Lebih lanjut Wiratno menjelaskan jika saat ini kantong populasi utama banteng jawa di Pulau Jawa hanya tersisa di Taman Nasional Baluran, Taman Nasional Alas Purwo, Taman Nasional Meru Betiri dan Taman Nasional Ujung Kulon. Namun keempat habitat alami tersebut sudah terisolasi oleh area pemukiman dan budidaya, yang tidak memungkinkan bagi banteng-banteng tersebut untuk saling terhubung yang dalam jangka panjang, sehingga bisa mengakibatkan turunnya kualitas genetik dan berdampak pada berbagai hal, seperti penyakit genetik hingga potensi banteng menjadi kerdil.
Oleh karena itu dibangunlah SSB, Wiratno menyebut jika SSB merupakan salah satu strategi untuk mengintervensi faktor alam yang sudah sulit terjadi, SSB dijadikan sebagai "gene pool" yang berfungsi untuk menampung banteng dari berbagai kantong populasi, untuk kemudian dikembangbiakan agar menghasilkan individu banteng dengan variasi genetik yang lebih beragam.
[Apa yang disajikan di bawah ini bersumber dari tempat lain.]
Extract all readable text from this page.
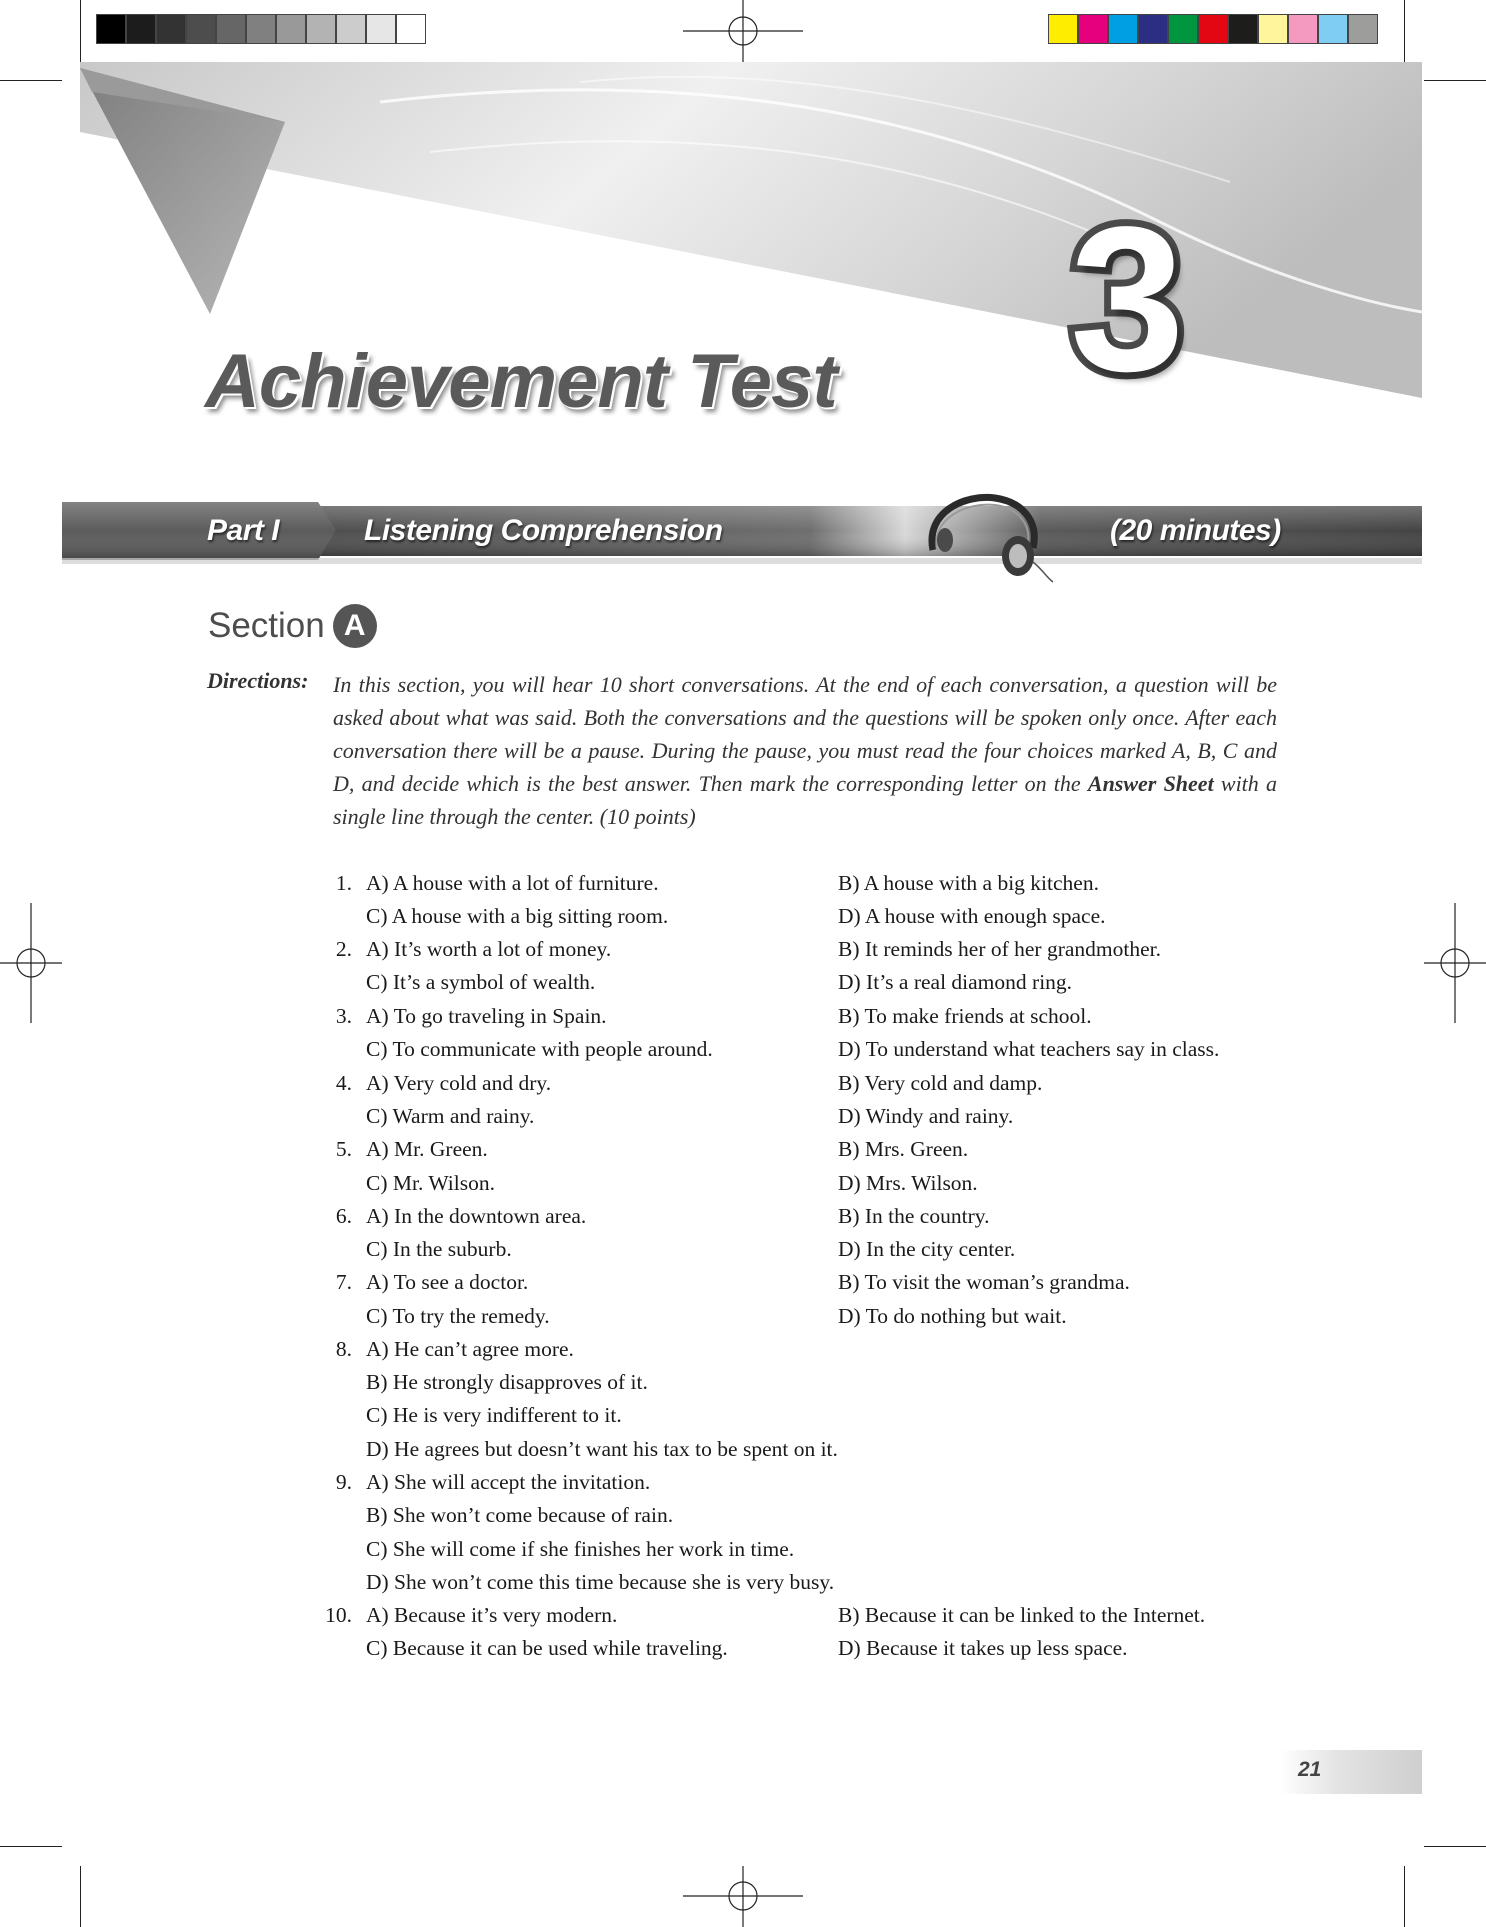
Achievement Test 3
Part I	Listening Comprehension	(20 minutes)
Section A
Directions: In this section, you will hear 10 short conversations. At the end of each conversation, a question will be asked about what was said. Both the conversations and the questions will be spoken only once. After each conversation there will be a pause. During the pause, you must read the four choices marked A, B, C and D, and decide which is the best answer. Then mark the corresponding letter on the Answer Sheet with a single line through the center. (10 points)
1. A) A house with a lot of furniture.	B) A house with a big kitchen.
C) A house with a big sitting room.	D) A house with enough space.
2. A) It’s worth a lot of money.	B) It reminds her of her grandmother.
C) It’s a symbol of wealth.	D) It’s a real diamond ring.
3. A) To go traveling in Spain.	B) To make friends at school.
C) To communicate with people around.	D) To understand what teachers say in class.
4. A) Very cold and dry.	B) Very cold and damp.
C) Warm and rainy.	D) Windy and rainy.
5. A) Mr. Green.	B) Mrs. Green.
C) Mr. Wilson.	D) Mrs. Wilson.
6. A) In the downtown area.	B) In the country.
C) In the suburb.	D) In the city center.
7. A) To see a doctor.	B) To visit the woman’s grandma.
C) To try the remedy.	D) To do nothing but wait.
8. A) He can’t agree more.
B) He strongly disapproves of it.
C) He is very indifferent to it.
D) He agrees but doesn’t want his tax to be spent on it.
9. A) She will accept the invitation.
B) She won’t come because of rain.
C) She will come if she finishes her work in time.
D) She won’t come this time because she is very busy.
10. A) Because it’s very modern.	B) Because it can be linked to the Internet.
C) Because it can be used while traveling.	D) Because it takes up less space.
21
"Anakan dari Suaka Satwa Banteng inilah yang nantinya dilepasliarkan ke alam sebagai 'fresh blood' untuk menjaga variasi genetik populasi di alam tetap terjaga," imbuhnya.
Mengingat banteng ini lahir di fasilitas eksitu, metode pelepasliaran yang dilakukan adalah soft release, yaitu satwa telah melalui proses panjang untuk siap baik secara perilaku maupun kemampuan bertahan hidup sebelum dilepaskan ke habitat alaminya. Kedua banteng tersebut telah menjalani proses habituasi selama 8 bulan sebelum dilepasliarkan.
Selanjutnya setelah dilepasliarkan kedua banteng jawa tersebut akan terus dipantau. Menggunakan GPS Collar bantuan dari Copehangen Zoo, pergerakan kedua banteng tersebut akan terus dipantau secara digital, selain itu pemantauan juga dilakukan secara manual dengan mengikuti pergerakan banteng dan mencatat mencatat perilaku banteng selama 3 bulan.
Taman Nasional Baluran juga terus melakukan upaya pemulihan populasi banteng jawa di alam, salah satu upayanya yaitu dengan menurunkan ancaman kelestarian banteng, seperti menindak pelaku perburuan liar dan juga penanganan terhadap spesies invasif Acacia nilotica seluas 6000 hektar yang telah mengganggu habitat banteng jawa di Taman Nasional Baluran.
"Dengan kemampuan reproduksi yang relatif cepat, di mana hampir setiap tahun banteng mampu bereproduksi, optimisme populasi banteng dapat pulih di Taman Nasional Baluran sangat tinggi, disamping juga upaya untuk menyiapkan habitat ideal bagi banteng," pungkas Wiratno.